“Buddy Holly” – Weezer
(Words/music: Rivers Cuomo, available on Weezer (1994), DGC 1994)
So the enduring icon from the past changed from Buddy Holly to the Fonz in the video, but the nostalgia stays the same. On its own, “Buddy Holly” makes early ‘90s fuzz-pop feel timeless. Even if the distortion doesn’t fit Holly’s era, the song’s bounce and reliance on melody goes back as far as popular music stretches back. If its dressed in the sounds of the ‘90s, it has an “old soul.”

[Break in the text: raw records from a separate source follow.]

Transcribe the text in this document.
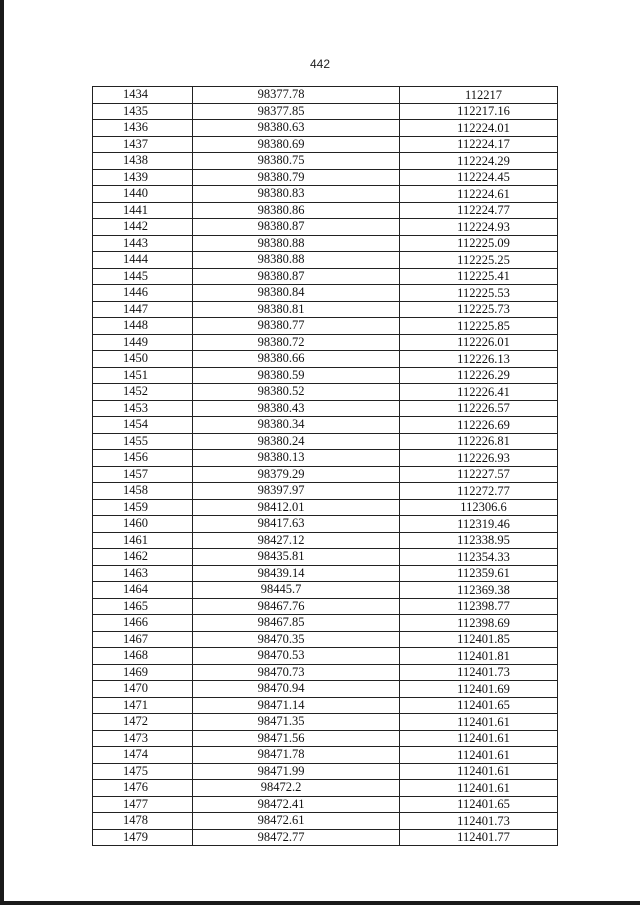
442
1434	98377.78	112217
1435	98377.85	112217.16
1436	98380.63	112224.01
1437	98380.69	112224.17
1438	98380.75	112224.29
1439	98380.79	112224.45
1440	98380.83	112224.61
1441	98380.86	112224.77
1442	98380.87	112224.93
1443	98380.88	112225.09
1444	98380.88	112225.25
1445	98380.87	112225.41
1446	98380.84	112225.53
1447	98380.81	112225.73
1448	98380.77	112225.85
1449	98380.72	112226.01
1450	98380.66	112226.13
1451	98380.59	112226.29
1452	98380.52	112226.41
1453	98380.43	112226.57
1454	98380.34	112226.69
1455	98380.24	112226.81
1456	98380.13	112226.93
1457	98379.29	112227.57
1458	98397.97	112272.77
1459	98412.01	112306.6
1460	98417.63	112319.46
1461	98427.12	112338.95
1462	98435.81	112354.33
1463	98439.14	112359.61
1464	98445.7	112369.38
1465	98467.76	112398.77
1466	98467.85	112398.69
1467	98470.35	112401.85
1468	98470.53	112401.81
1469	98470.73	112401.73
1470	98470.94	112401.69
1471	98471.14	112401.65
1472	98471.35	112401.61
1473	98471.56	112401.61
1474	98471.78	112401.61
1475	98471.99	112401.61
1476	98472.2	112401.61
1477	98472.41	112401.65
1478	98472.61	112401.73
1479	98472.77	112401.77
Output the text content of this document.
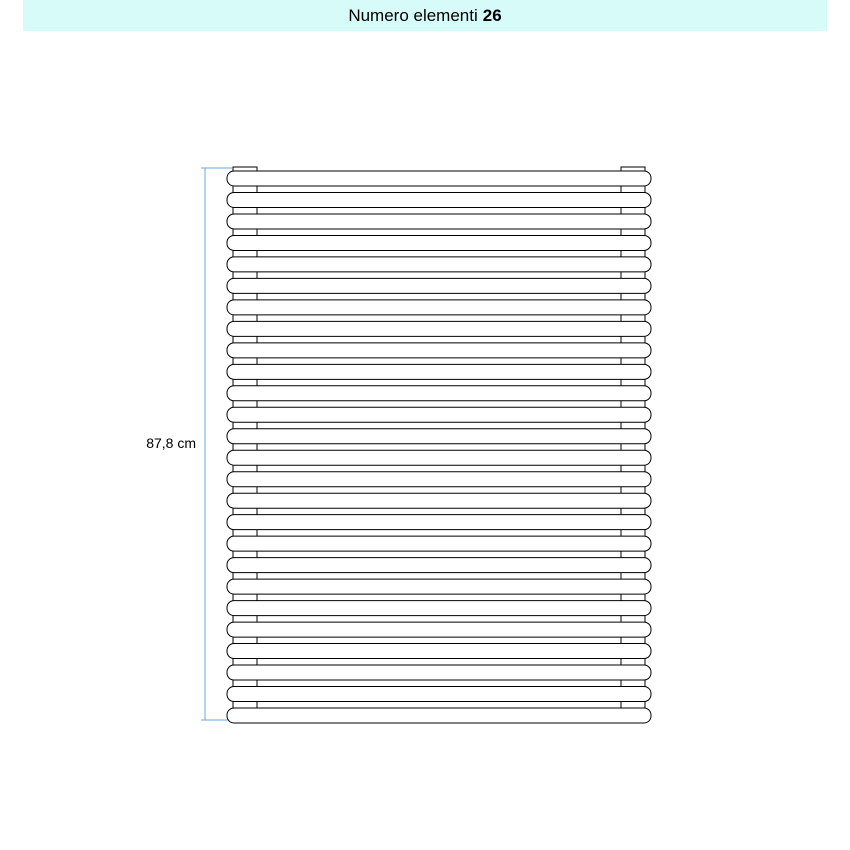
Numero elementi 26
87,8 cm
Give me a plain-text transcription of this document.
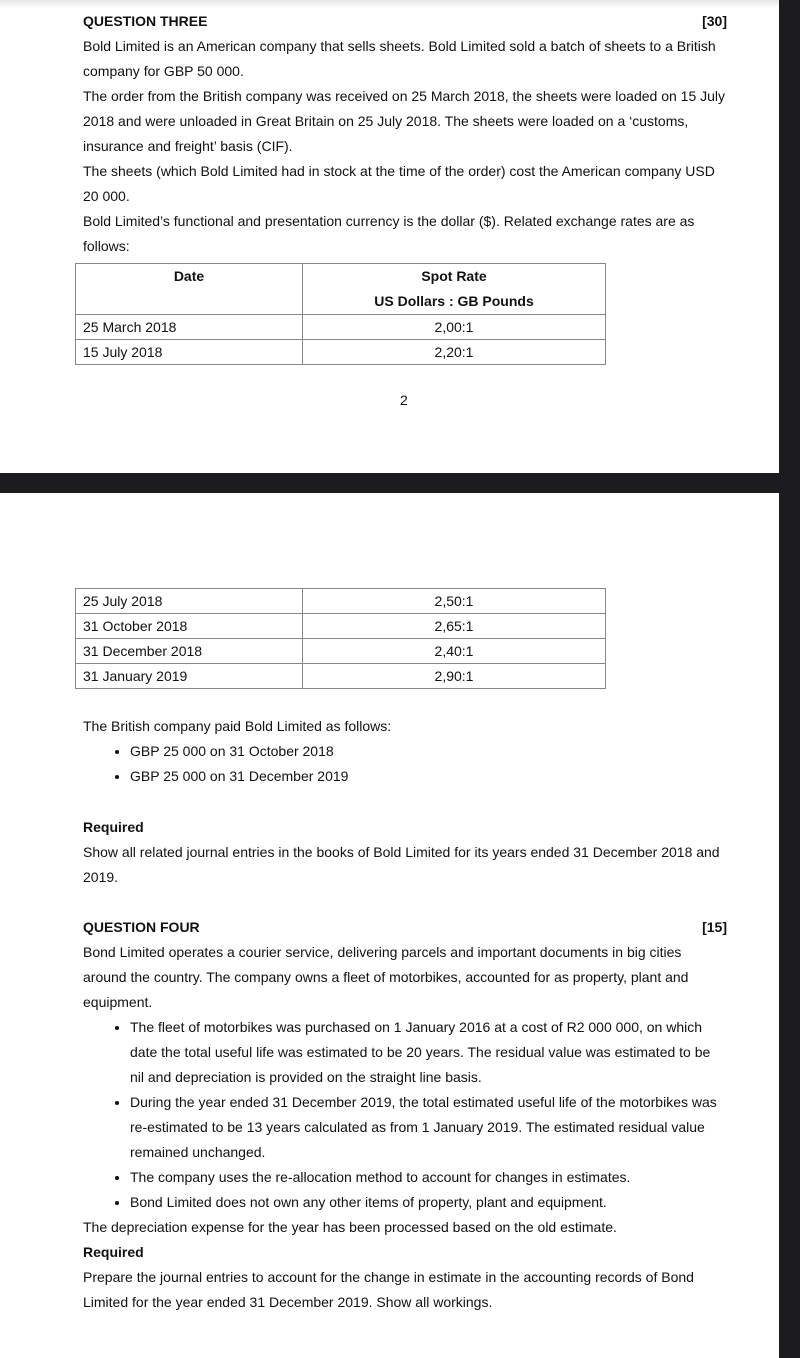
QUESTION THREE	[30]
Bold Limited is an American company that sells sheets. Bold Limited sold a batch of sheets to a British company for GBP 50 000.
The order from the British company was received on 25 March 2018, the sheets were loaded on 15 July 2018 and were unloaded in Great Britain on 25 July 2018. The sheets were loaded on a ‘customs, insurance and freight’ basis (CIF).
The sheets (which Bold Limited had in stock at the time of the order) cost the American company USD 20 000.
Bold Limited’s functional and presentation currency is the dollar ($). Related exchange rates are as follows:
Date	Spot Rate
US Dollars : GB Pounds

25 March 2018	2,00:1
15 July 2018	2,20:1
2
25 July 2018	2,50:1
31 October 2018	2,65:1
31 December 2018	2,40:1
31 January 2019	2,90:1
The British company paid Bold Limited as follows:
• GBP 25 000 on 31 October 2018
• GBP 25 000 on 31 December 2019
Required
Show all related journal entries in the books of Bold Limited for its years ended 31 December 2018 and 2019.
QUESTION FOUR	[15]
Bond Limited operates a courier service, delivering parcels and important documents in big cities around the country. The company owns a fleet of motorbikes, accounted for as property, plant and equipment.
• The fleet of motorbikes was purchased on 1 January 2016 at a cost of R2 000 000, on which date the total useful life was estimated to be 20 years. The residual value was estimated to be nil and depreciation is provided on the straight line basis.
• During the year ended 31 December 2019, the total estimated useful life of the motorbikes was re-estimated to be 13 years calculated as from 1 January 2019. The estimated residual value remained unchanged.
• The company uses the re-allocation method to account for changes in estimates.
• Bond Limited does not own any other items of property, plant and equipment.
The depreciation expense for the year has been processed based on the old estimate.
Required
Prepare the journal entries to account for the change in estimate in the accounting records of Bond Limited for the year ended 31 December 2019. Show all workings.
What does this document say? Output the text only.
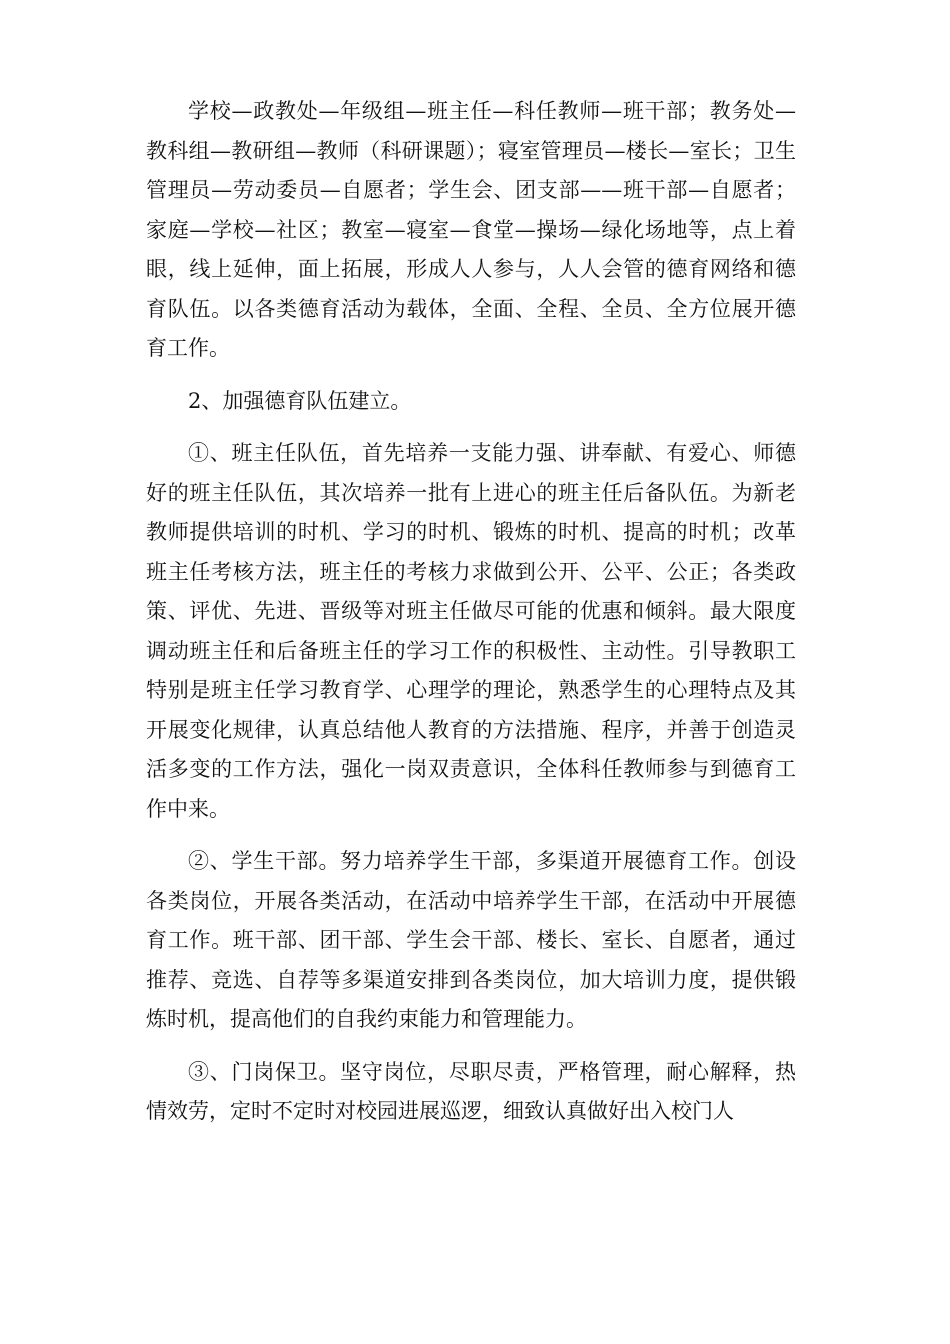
学校—政教处—年级组—班主任—科任教师—班干部；教务处—教科组—教研组—教师（科研课题）；寝室管理员—楼长—室长；卫生管理员—劳动委员—自愿者；学生会、团支部——班干部—自愿者；家庭—学校—社区；教室—寝室—食堂—操场—绿化场地等，点上着眼，线上延伸，面上拓展，形成人人参与，人人会管的德育网络和德育队伍。以各类德育活动为载体，全面、全程、全员、全方位展开德育工作。

2、加强德育队伍建立。

①、班主任队伍，首先培养一支能力强、讲奉献、有爱心、师德好的班主任队伍，其次培养一批有上进心的班主任后备队伍。为新老教师提供培训的时机、学习的时机、锻炼的时机、提高的时机；改革班主任考核方法，班主任的考核力求做到公开、公平、公正；各类政策、评优、先进、晋级等对班主任做尽可能的优惠和倾斜。最大限度调动班主任和后备班主任的学习工作的积极性、主动性。引导教职工特别是班主任学习教育学、心理学的理论，熟悉学生的心理特点及其开展变化规律，认真总结他人教育的方法措施、程序，并善于创造灵活多变的工作方法，强化一岗双责意识，全体科任教师参与到德育工作中来。

②、学生干部。努力培养学生干部，多渠道开展德育工作。创设各类岗位，开展各类活动，在活动中培养学生干部，在活动中开展德育工作。班干部、团干部、学生会干部、楼长、室长、自愿者，通过推荐、竞选、自荐等多渠道安排到各类岗位，加大培训力度，提供锻炼时机，提高他们的自我约束能力和管理能力。

③、门岗保卫。坚守岗位，尽职尽责，严格管理，耐心解释，热情效劳，定时不定时对校园进展巡逻，细致认真做好出入校门人
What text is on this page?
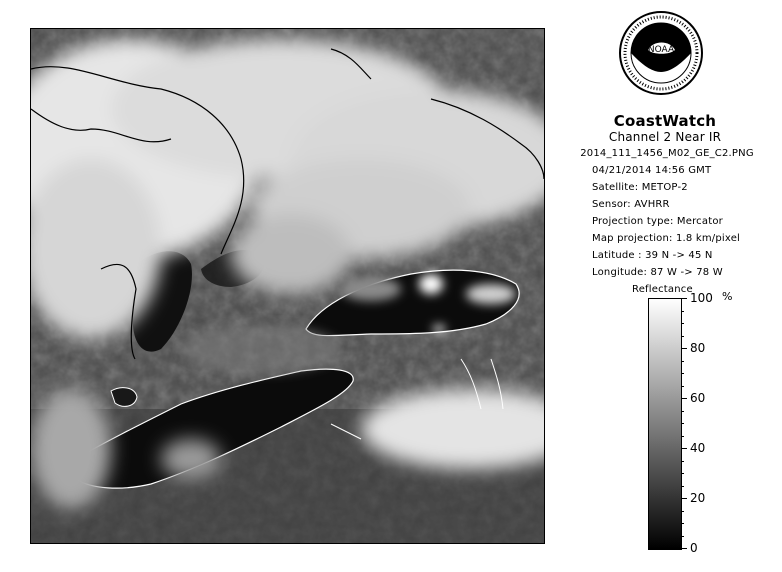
NOAA
CoastWatch
Channel 2 Near IR
2014_111_1456_M02_GE_C2.PNG
04/21/2014 14:56 GMT
Satellite: METOP-2
Sensor: AVHRR
Projection type: Mercator
Map projection: 1.8 km/pixel
Latitude : 39 N -> 45 N
Longitude: 87 W -> 78 W
Reflectance
%
100
80
60
40
20
0
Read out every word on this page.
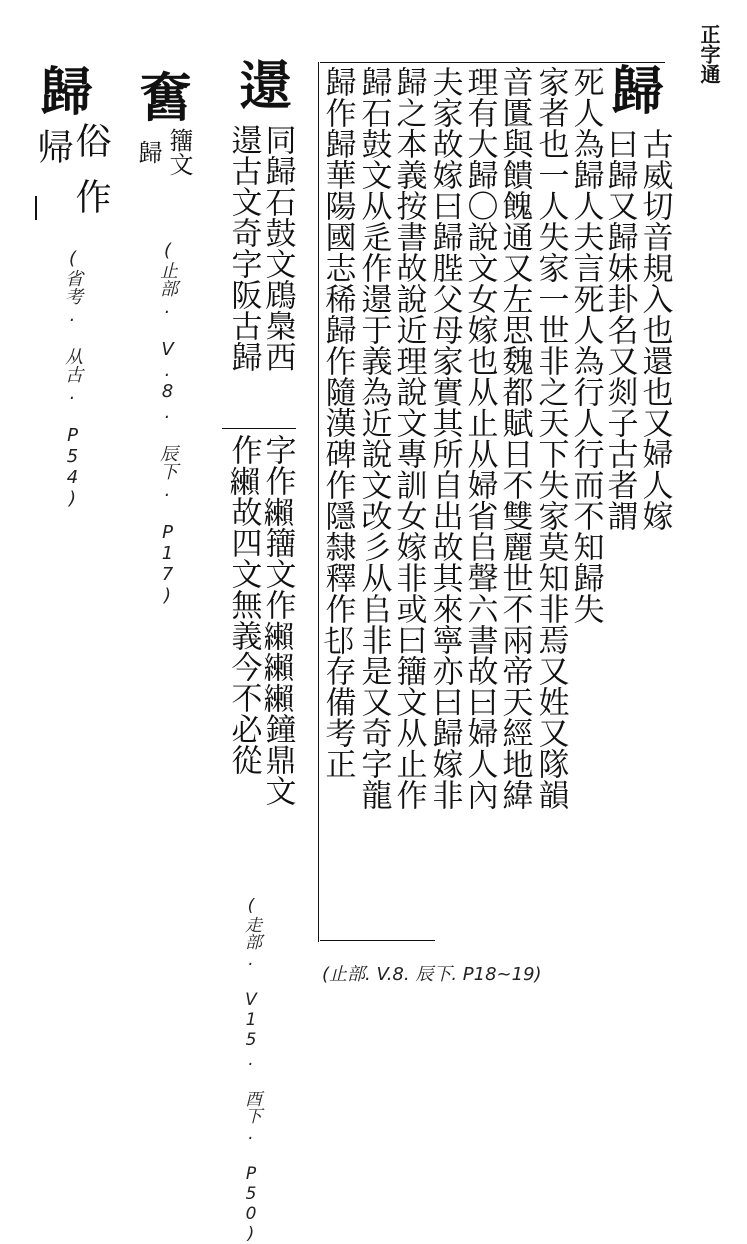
正字通
歸
古威切音規入也還也又婦人嫁
曰歸又歸妹卦名又剡子古者謂
死人為歸人夫言死人為行人行而不知歸失
家者也一人失家一世非之天下失家莫知非焉又姓又隊韻
音匱與饋餽通又左思魏都賦日不雙麗世不兩帝天經地緯
理有大歸〇說文女嫁也从止从婦省𠂤聲六書故曰婦人內
夫家故嫁曰歸䏶父母家實其所自出故其來寧亦曰歸嫁非
歸之本義按書故說近理說文專訓女嫁非或曰籒文从止作
歸石鼓文从辵作𨗈于義為近說文改彡从𠂤非是又奇字龍
歸作歸華陽國志稀歸作隨漢碑作隱隸釋作𨙲存備考正
(止部. V.8. 辰下. P18~19)
𨗈
同歸石鼓文䲿䲷西
𨗈古文奇字阪古歸
字作𦇛籒文作𦇛𦇛𦇛鐘鼎文
作𦇛故四文無義今不必從
(走部. V15. 酉下. P50)
𡚒
籒文
歸
(止部. V.8. 辰下. P17)
歸
俗
作
帰
(省考. 从古. P54)
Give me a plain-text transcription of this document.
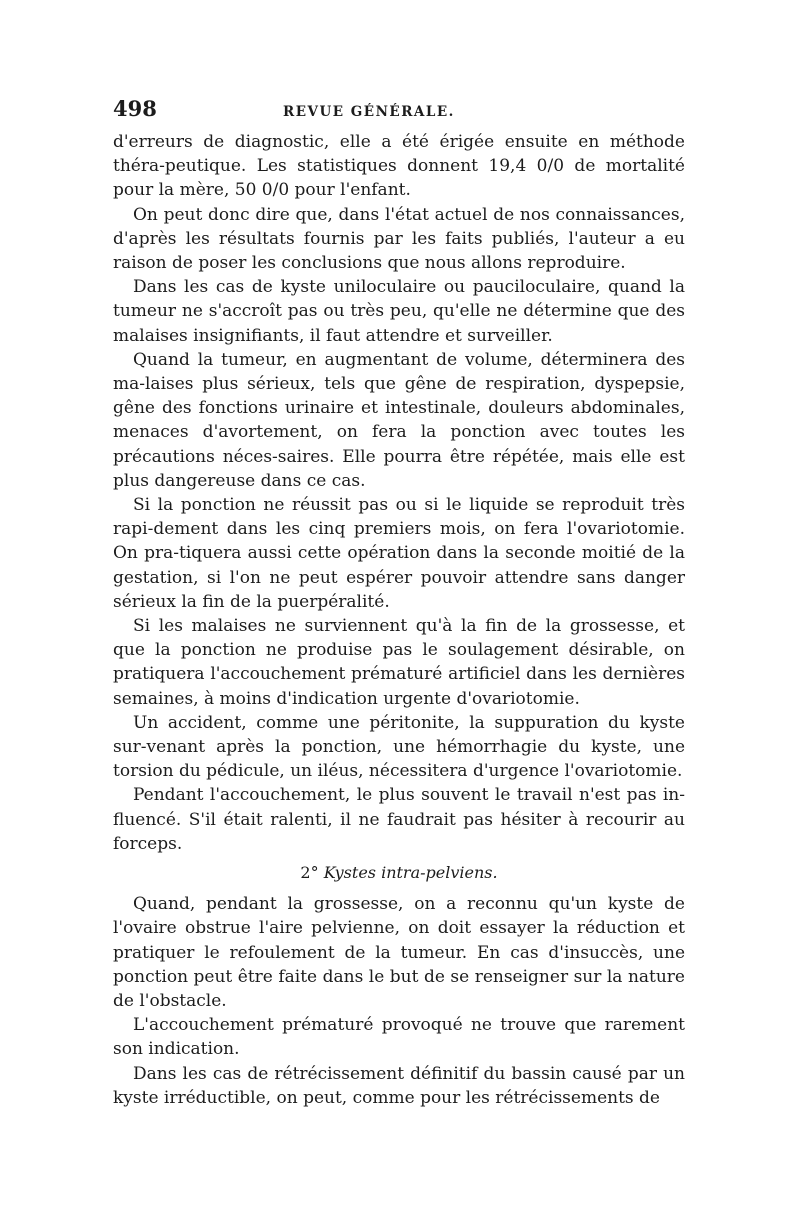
498	REVUE GÉNÉRALE.

d'erreurs de diagnostic, elle a été érigée ensuite en méthode théra-peutique. Les statistiques donnent 19,4 0/0 de mortalité pour la mère, 50 0/0 pour l'enfant.

On peut donc dire que, dans l'état actuel de nos connaissances, d'après les résultats fournis par les faits publiés, l'auteur a eu raison de poser les conclusions que nous allons reproduire.

Dans les cas de kyste uniloculaire ou pauciloculaire, quand la tumeur ne s'accroît pas ou très peu, qu'elle ne détermine que des malaises insignifiants, il faut attendre et surveiller.

Quand la tumeur, en augmentant de volume, déterminera des ma-laises plus sérieux, tels que gêne de respiration, dyspepsie, gêne des fonctions urinaire et intestinale, douleurs abdominales, menaces d'avortement, on fera la ponction avec toutes les précautions néces-saires. Elle pourra être répétée, mais elle est plus dangereuse dans ce cas.

Si la ponction ne réussit pas ou si le liquide se reproduit très rapi-dement dans les cinq premiers mois, on fera l'ovariotomie. On pra-tiquera aussi cette opération dans la seconde moitié de la gestation, si l'on ne peut espérer pouvoir attendre sans danger sérieux la fin de la puerpéralité.

Si les malaises ne surviennent qu'à la fin de la grossesse, et que la ponction ne produise pas le soulagement désirable, on pratiquera l'accouchement prématuré artificiel dans les dernières semaines, à moins d'indication urgente d'ovariotomie.

Un accident, comme une péritonite, la suppuration du kyste sur-venant après la ponction, une hémorrhagie du kyste, une torsion du pédicule, un iléus, nécessitera d'urgence l'ovariotomie.

Pendant l'accouchement, le plus souvent le travail n'est pas in-fluencé. S'il était ralenti, il ne faudrait pas hésiter à recourir au forceps.

2° Kystes intra-pelviens.

Quand, pendant la grossesse, on a reconnu qu'un kyste de l'ovaire obstrue l'aire pelvienne, on doit essayer la réduction et pratiquer le refoulement de la tumeur. En cas d'insuccès, une ponction peut être faite dans le but de se renseigner sur la nature de l'obstacle.

L'accouchement prématuré provoqué ne trouve que rarement son indication.

Dans les cas de rétrécissement définitif du bassin causé par un kyste irréductible, on peut, comme pour les rétrécissements de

It’s this timelessness that keeps the video from feeling anachronistic. On paper, a ‘90s song set to a ‘70s show about teens in the ‘50s sounds like a recipe for disaster, but Spike Jonze’s video – what I imagine has to be a labor of love considering the Happy Days footage he poured through – has the sort of magic that transcends time. It comes back to the common thread – the idea of “cool.” No matter the era or the styles, coolness endures – it’s how Buddy Holly, Arthur Fonzarelli, and Rivers Cuomo each exhude their own sort of charm despite their aesthetic differences. It’s also the quality that makes this video (and song) timeless. Even today, many no longer consider Weezer “cool,” yet “Buddy Holly” would still drive a room nuts the same way it did fifteen years ago. A generation from now, this will be a similar kind of touchstone – one referenced in our children’s popular culture as a symbol of the enduring and ever-evolving idea of cool.